Blitar – Program Studi D3 Kebidanan di Universitas Madani Indonesia (UMINA) terus memperkuat kualitas pendidikan melalui penyusunan dokumen kurikulum terbaru yang menjadi pedoman utama dalam proses pembelajaran. Dokumen kurikulum ini disusun oleh tim akademik Fakultas Sains dan Teknologi sebagai landasan untuk mencetak tenaga bidan yang profesional, kompeten, dan siap melayani masyarakat.
Dokumen kurikulum yang disusun pada Mei 2025 tersebut dipimpin oleh Ketua Tim Penyusun, Bdn. Wening Pangesthi Maharani, M.Keb, bersama tim akademik Program Studi D3 Kebidanan. Kurikulum ini dirancang berdasarkan standar pendidikan tinggi serta menyesuaikan dengan perkembangan pendidikan kebidanan di Indonesia.
Dalam pengantar dokumen tersebut dijelaskan bahwa kurikulum disusun dengan mempertimbangkan standar yang ditetapkan oleh organisasi profesi serta lembaga pendidikan kebidanan di Indonesia. Hal ini bertujuan agar proses pendidikan mampu menghasilkan lulusan yang memiliki kompetensi sesuai kebutuhan pelayanan kesehatan masyarakat.
Program pendidikan Diploma III Kebidanan sendiri merupakan jenjang pendidikan tinggi di bidang kesehatan yang bertujuan menghasilkan Ahli Madya Kebidanan yang memiliki kemampuan memberikan pelayanan kebidanan secara profesional. Lulusan program ini dipersiapkan untuk mampu memberikan asuhan kebidanan pada berbagai tahap kehidupan perempuan dan anak.

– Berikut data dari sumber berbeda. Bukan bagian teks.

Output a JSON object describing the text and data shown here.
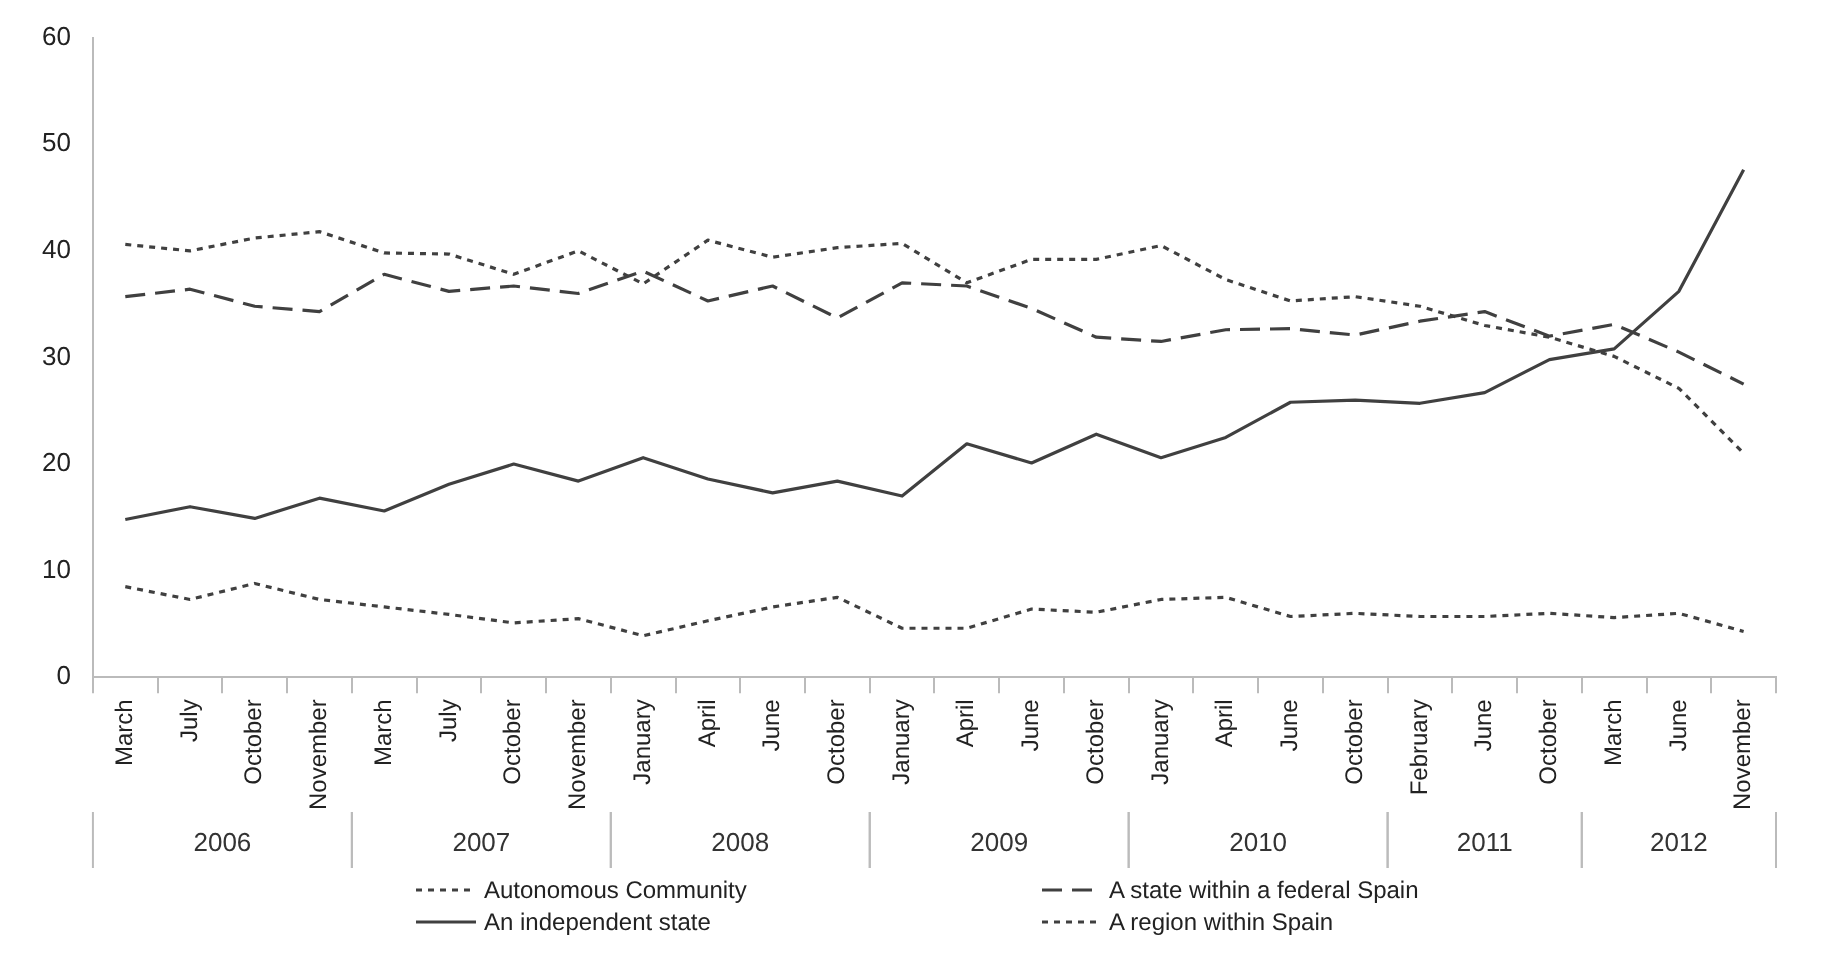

Dalam praktiknya, lulusan diharapkan mampu memberikan pelayanan kebidanan pada masa kehamilan, proses persalinan, masa nifas, hingga perawatan bayi baru lahir. Selain itu, mereka juga dilatih untuk memberikan pelayanan keluarga berencana, perawatan bayi dan balita dalam kondisi normal, serta melakukan deteksi dini terhadap kondisi kegawatdaruratan dalam praktik kebidanan.
Kurikulum ini juga menekankan pentingnya penerapan standar operasional dan prosedur medis yang tepat dalam setiap pelayanan kesehatan. Dengan demikian, lulusan tidak hanya memiliki kemampuan teori, tetapi juga keterampilan praktis yang dapat diterapkan secara langsung di lapangan.
Penyusunan kurikulum ini menjadi langkah strategis bagi UMINA dalam meningkatkan mutu pendidikan serta memastikan bahwa lulusan Program Studi D3 Kebidanan memiliki kompetensi yang relevan dengan kebutuhan dunia kesehatan saat ini.
Melalui kurikulum yang terstruktur dan berbasis kompetensi tersebut, UMINA berharap dapat melahirkan tenaga bidan yang tidak hanya profesional, tetapi juga memiliki kepedulian tinggi terhadap kesehatan ibu dan anak di tengah masyarakat.